Over time, her fame spread throughout the Catholic world, particularly through the writings of the ‘Jesuit Reports’. During her short life, Kateri practised fasting and mortification intensely, sometimes even excessively. The Jesuit fathers who worked with her were impressed by her virtuous life, her piety and her extreme practices of repentance. The young Amerindian girl had burnt and pierced her skin with thorns several times to imitate the sufferings of Christ. After taking a vow of chastity, Kateri wanted to establish a convent for Amerindian nuns in Sault St-Louis, but was unable to go ahead, particularly because of her frail health. After Kateri’s death, witnesses claimed that the signs of smallpox disappeared from her face.

Catherine’s virginal body was not placed in a poor tree bark, wrapped in a blanket, according to Indian custom, but in a wooden box, a gift from two Frenchmen. Natives and Frenchmen began to flock to her tomb from all over, even from Montreal and Quebec. Through her intercession, the miracles multiplied.

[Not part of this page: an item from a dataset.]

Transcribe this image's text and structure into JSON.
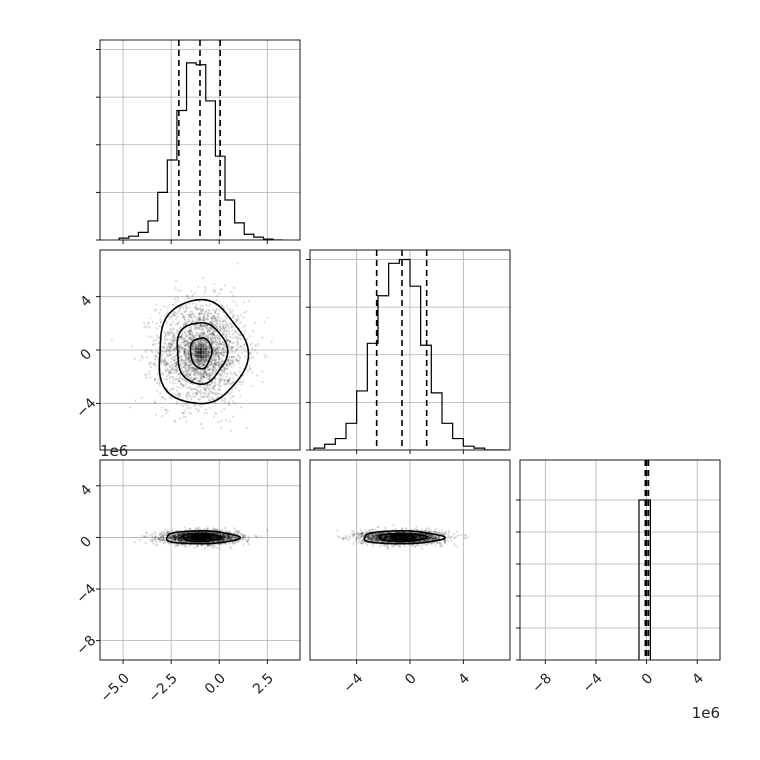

In fact, several miracles have been attributed to her, including extraordinary healings of the sick and infirm, as well as apparitions. Kateri Tekakwitha is said to have appeared to two people in the weeks following her death: she appeared both to her best friend and to Father Claude Chauchetière.

Her healing power manifested itself in various situations and culminated in the case of little Jake Finkbonner: it was this miracle that led to Kateri’s canonisation. Nicknamed ‘the Lily of the Mohawks’, Pius XII had already recognised her heroic virtues on 3 January 1943, declaring her venerable. In 1980 she was beatified by John Paul II, and on 21 October 2012 she was canonised by Benedict XVI. She is the first Native American saint in North America. The relics of the Virgin Kateri, placed in an ebony box, have been kept by the Jesuits since 1719 in Caughnawaga, in the Diocese of Albany (New York State).

In 2014, a documentary entitled “In Her Footsteps” was made, which takes us on a journey from northern New York State to Montreal and Caughnawaga; from Washington State to New Mexico, as we follow Saint Kateri’s incredible journey of deep faith, heroic sacrifice and love for Christ. In the film, presented in Italy by the International Catholic Film Festival Mirabile Dictu (www.mirabiledictu-icff. com, founded and presided over by this writer) many people who have been touched by her are interviewed, including the Archbishop of Philadelphia Charles Chaput, OFM, of the Potawatomi tribe, the only Native American archbishop; Bishop James Wall of Gallup, New Mexico, the diocese with the largest number of Native American Catholics; Sister Kateri Mitchell, SSA, executive director of the Tekakwitha Conference; and Jake Finkbonner, the child who received the miraculous healing that led to Kateri’s canonisation.

The film shows that no one is too simple or too young to follow Jesus Christ, true God and true man, and that this woman, whose face was scarred and eyesight was failing, is still a source of healing and grace for us all.